On September 18, 1961, a UN relief force, comprising Belgian and Swedish soldiers, arrived at Jadotville and relieved the Irish outpost. The rebels, who had been unable to breach the defenses, retreated in disarray.
Tiba-tiba, serangan kilat terjadi. Pasukan Katanga—dibantu tentara bayaran Prancis dan Rhodesia—mengepung mereka. Amunisi terbatas. Radio hanya bisa memancar sebentar. Quinlan mengirim pesan: “Kami dikepung. Butuh bantuan segera.” Dari markas PBB di Elisabethville, jawabannya: “Tahan posisi. Bantuan sedang dalam perjalanan.” The Siege Of Jadotville Sub Indo BEST
Kapten Pat Quinlan (Irish accent, translated in subs) memimpin "A Company" ke Jadotville—sebuah pos terpencil dekat tambang uranium penting. Mereka disambut warga lokal yang curiga dan komandan setempat, Moïse Tshombe, yang sedang berusaha memisahkan provinsi Katanga. Quinlan memerintahkan anak buahnya menggali posisi pertahanan melingkar, meski diremehkan oleh komandan PBB lainnya. On September 18, 1961, a UN relief force,
“155 melawan 3000. Enam hari terkepung. Empat puluh tahun diabaikan. Sekarang, cerita mereka akhirnya terdengar.” (155 melawan 3000. Enam days besieged. Forty years ignored. Now, their story is finally heard.) Quinlan mengirim pesan: “Kami dikepung
Commandant Pat Quinlan, the officer in charge of the outpost, played a crucial role in organizing the defense. He directed the Irish soldiers with skill and precision, using their knowledge of the terrain to outmaneuver the rebels.
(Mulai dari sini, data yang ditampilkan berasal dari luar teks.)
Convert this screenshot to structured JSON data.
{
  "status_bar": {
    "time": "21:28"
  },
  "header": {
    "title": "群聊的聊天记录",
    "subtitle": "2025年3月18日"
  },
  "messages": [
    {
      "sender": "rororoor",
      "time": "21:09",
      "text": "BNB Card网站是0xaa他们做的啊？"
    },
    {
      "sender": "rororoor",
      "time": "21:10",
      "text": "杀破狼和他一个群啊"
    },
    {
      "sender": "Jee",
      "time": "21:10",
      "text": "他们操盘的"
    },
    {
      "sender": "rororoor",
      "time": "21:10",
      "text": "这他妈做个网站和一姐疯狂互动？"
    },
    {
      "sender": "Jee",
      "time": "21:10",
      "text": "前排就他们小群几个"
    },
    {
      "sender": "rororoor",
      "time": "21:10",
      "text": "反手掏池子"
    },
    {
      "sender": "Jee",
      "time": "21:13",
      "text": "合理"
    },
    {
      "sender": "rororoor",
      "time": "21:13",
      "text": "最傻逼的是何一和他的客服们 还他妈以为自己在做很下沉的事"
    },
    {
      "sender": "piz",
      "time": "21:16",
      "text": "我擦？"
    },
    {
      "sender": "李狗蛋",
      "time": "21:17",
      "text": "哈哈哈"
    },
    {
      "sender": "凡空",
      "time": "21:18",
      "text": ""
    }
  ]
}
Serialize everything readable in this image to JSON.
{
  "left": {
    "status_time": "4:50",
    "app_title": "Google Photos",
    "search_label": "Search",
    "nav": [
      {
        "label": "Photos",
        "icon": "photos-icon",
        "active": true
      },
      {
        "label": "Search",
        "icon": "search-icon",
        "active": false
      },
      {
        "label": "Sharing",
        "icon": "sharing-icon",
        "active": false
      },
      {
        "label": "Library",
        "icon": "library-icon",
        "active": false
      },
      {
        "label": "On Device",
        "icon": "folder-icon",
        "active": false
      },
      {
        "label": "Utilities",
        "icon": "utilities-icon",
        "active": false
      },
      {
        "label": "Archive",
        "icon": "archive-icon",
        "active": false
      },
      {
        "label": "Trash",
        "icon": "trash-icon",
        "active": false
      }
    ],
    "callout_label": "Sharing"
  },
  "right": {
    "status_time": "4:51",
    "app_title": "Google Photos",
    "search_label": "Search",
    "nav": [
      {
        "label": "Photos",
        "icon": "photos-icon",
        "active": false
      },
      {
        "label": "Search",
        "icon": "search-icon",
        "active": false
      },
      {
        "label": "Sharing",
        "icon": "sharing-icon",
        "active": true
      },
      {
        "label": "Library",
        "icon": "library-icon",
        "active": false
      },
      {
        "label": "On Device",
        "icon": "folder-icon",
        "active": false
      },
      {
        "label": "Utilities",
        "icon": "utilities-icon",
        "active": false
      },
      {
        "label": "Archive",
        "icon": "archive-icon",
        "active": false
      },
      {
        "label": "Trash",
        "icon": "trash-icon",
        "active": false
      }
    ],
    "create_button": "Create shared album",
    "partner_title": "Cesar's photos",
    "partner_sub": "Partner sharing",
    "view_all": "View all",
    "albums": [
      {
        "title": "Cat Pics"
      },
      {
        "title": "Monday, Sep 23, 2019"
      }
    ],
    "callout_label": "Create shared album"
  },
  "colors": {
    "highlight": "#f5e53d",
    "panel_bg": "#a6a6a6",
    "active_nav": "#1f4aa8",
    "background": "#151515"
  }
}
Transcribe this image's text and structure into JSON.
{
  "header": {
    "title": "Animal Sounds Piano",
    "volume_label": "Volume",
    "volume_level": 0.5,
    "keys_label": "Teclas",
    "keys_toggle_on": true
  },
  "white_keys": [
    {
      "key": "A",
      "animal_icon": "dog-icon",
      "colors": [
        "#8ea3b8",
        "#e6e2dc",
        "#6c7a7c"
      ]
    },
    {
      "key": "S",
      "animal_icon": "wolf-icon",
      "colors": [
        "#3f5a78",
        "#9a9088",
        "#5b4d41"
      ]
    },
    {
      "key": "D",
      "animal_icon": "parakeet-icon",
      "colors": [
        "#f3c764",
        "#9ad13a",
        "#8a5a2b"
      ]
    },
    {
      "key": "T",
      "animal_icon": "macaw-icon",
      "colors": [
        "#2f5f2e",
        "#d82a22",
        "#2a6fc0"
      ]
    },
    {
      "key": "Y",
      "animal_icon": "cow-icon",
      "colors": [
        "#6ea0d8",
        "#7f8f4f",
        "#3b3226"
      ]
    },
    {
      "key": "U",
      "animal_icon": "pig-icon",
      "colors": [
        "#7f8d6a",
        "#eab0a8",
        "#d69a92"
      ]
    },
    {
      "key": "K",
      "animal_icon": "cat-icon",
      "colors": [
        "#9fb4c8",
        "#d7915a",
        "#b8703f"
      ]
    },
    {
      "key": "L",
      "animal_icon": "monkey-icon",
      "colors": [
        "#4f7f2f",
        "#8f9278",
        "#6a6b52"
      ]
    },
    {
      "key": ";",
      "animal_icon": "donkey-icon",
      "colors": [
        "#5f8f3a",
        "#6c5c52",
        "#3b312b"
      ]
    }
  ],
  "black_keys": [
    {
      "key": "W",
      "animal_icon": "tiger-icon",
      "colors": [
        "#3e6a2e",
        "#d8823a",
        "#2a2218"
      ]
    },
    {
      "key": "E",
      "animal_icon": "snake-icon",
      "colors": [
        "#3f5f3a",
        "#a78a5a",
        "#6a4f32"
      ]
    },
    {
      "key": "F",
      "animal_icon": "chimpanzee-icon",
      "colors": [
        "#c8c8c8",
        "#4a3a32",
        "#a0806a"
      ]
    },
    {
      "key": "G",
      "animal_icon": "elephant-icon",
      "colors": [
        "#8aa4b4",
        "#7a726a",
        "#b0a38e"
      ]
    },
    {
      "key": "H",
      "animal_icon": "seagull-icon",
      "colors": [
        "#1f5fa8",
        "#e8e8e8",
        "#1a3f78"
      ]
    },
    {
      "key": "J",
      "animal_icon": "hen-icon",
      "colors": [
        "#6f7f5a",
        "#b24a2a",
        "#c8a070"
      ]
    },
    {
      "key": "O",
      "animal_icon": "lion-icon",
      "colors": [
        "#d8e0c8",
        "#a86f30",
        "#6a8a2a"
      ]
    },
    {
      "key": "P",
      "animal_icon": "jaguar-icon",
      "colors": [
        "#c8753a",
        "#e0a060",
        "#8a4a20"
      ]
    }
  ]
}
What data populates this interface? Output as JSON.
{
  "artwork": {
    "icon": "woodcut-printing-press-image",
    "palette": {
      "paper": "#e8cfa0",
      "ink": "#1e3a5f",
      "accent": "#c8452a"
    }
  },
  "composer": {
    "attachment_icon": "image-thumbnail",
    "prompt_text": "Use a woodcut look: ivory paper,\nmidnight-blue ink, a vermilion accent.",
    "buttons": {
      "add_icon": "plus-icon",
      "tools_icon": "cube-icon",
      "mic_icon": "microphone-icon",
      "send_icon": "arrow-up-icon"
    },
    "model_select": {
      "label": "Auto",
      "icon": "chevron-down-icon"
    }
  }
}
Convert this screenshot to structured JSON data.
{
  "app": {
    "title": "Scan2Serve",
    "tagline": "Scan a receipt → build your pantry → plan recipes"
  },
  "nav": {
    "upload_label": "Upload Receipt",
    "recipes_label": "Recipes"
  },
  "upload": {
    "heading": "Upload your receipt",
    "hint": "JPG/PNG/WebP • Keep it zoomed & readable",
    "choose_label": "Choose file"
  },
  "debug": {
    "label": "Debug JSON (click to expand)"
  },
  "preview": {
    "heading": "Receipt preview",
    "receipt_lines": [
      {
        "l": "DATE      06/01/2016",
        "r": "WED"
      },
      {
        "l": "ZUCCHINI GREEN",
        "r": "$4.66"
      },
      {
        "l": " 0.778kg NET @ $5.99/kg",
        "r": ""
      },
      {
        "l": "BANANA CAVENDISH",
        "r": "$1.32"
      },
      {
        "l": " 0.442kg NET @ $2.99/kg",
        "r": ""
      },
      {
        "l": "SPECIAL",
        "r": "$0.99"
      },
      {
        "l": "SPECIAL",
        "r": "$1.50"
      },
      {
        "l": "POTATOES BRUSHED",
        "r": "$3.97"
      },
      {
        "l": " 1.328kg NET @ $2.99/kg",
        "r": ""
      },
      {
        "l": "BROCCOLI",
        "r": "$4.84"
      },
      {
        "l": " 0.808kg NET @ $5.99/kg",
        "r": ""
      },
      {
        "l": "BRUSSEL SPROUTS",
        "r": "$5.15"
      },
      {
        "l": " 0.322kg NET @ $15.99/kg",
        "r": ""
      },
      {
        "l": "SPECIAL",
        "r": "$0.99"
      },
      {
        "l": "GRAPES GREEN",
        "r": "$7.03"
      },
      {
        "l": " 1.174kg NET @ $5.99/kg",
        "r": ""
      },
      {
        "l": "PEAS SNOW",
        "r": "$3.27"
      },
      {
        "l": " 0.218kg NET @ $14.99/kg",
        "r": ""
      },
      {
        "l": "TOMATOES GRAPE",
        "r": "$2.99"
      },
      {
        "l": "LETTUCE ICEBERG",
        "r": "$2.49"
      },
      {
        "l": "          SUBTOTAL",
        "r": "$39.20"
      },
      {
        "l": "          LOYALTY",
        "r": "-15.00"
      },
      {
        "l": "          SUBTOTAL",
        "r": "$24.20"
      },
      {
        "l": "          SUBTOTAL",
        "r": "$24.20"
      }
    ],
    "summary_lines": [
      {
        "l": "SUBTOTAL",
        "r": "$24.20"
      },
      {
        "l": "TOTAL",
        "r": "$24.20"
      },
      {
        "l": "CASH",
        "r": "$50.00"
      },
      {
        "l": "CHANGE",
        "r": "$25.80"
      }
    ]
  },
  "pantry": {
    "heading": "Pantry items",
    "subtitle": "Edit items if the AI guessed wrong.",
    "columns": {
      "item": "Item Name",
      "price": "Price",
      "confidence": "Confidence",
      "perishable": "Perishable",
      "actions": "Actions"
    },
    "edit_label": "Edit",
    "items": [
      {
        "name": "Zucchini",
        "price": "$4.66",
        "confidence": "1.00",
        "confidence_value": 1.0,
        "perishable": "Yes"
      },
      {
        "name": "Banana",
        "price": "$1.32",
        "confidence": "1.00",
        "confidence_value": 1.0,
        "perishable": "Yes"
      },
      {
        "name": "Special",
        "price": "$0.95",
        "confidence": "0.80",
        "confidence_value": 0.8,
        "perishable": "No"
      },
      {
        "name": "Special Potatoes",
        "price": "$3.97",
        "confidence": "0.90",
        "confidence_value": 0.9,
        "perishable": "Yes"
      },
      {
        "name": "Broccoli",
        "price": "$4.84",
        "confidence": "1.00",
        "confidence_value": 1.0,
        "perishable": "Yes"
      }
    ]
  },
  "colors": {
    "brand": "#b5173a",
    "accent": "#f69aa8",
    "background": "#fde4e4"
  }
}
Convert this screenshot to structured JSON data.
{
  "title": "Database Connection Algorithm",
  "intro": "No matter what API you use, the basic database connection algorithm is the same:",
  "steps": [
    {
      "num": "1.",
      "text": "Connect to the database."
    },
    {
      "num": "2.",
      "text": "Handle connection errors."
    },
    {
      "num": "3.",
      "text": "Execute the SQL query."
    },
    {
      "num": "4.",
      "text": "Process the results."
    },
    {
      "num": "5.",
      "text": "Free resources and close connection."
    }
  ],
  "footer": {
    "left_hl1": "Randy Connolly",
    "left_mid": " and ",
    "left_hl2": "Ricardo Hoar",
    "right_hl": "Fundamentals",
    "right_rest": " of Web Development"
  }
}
Komandan PBB, Jenderal McEntee (dari India), terus menunda misi penyelamatan karena “risiko eskalasi.” Padahal, helikopter dan pasukan cadangan Swedia sudah siap. Quinlan mendengar kabar itu melalui radio kode. Matanya berkaca-kaca, lalu ia berbisik: “Mereka membiarkan kami mati.” Namun, ia tidak menyerah. Sebaliknya, ia memerintahkan pasukan bertahan sampai peluru terakhir.
This story positions The Siege of Jadotville as a timeless underdog epic—perfect for Indonesian viewers who love Merah Putih or The Raid , but with a tragic, thought-provoking ending.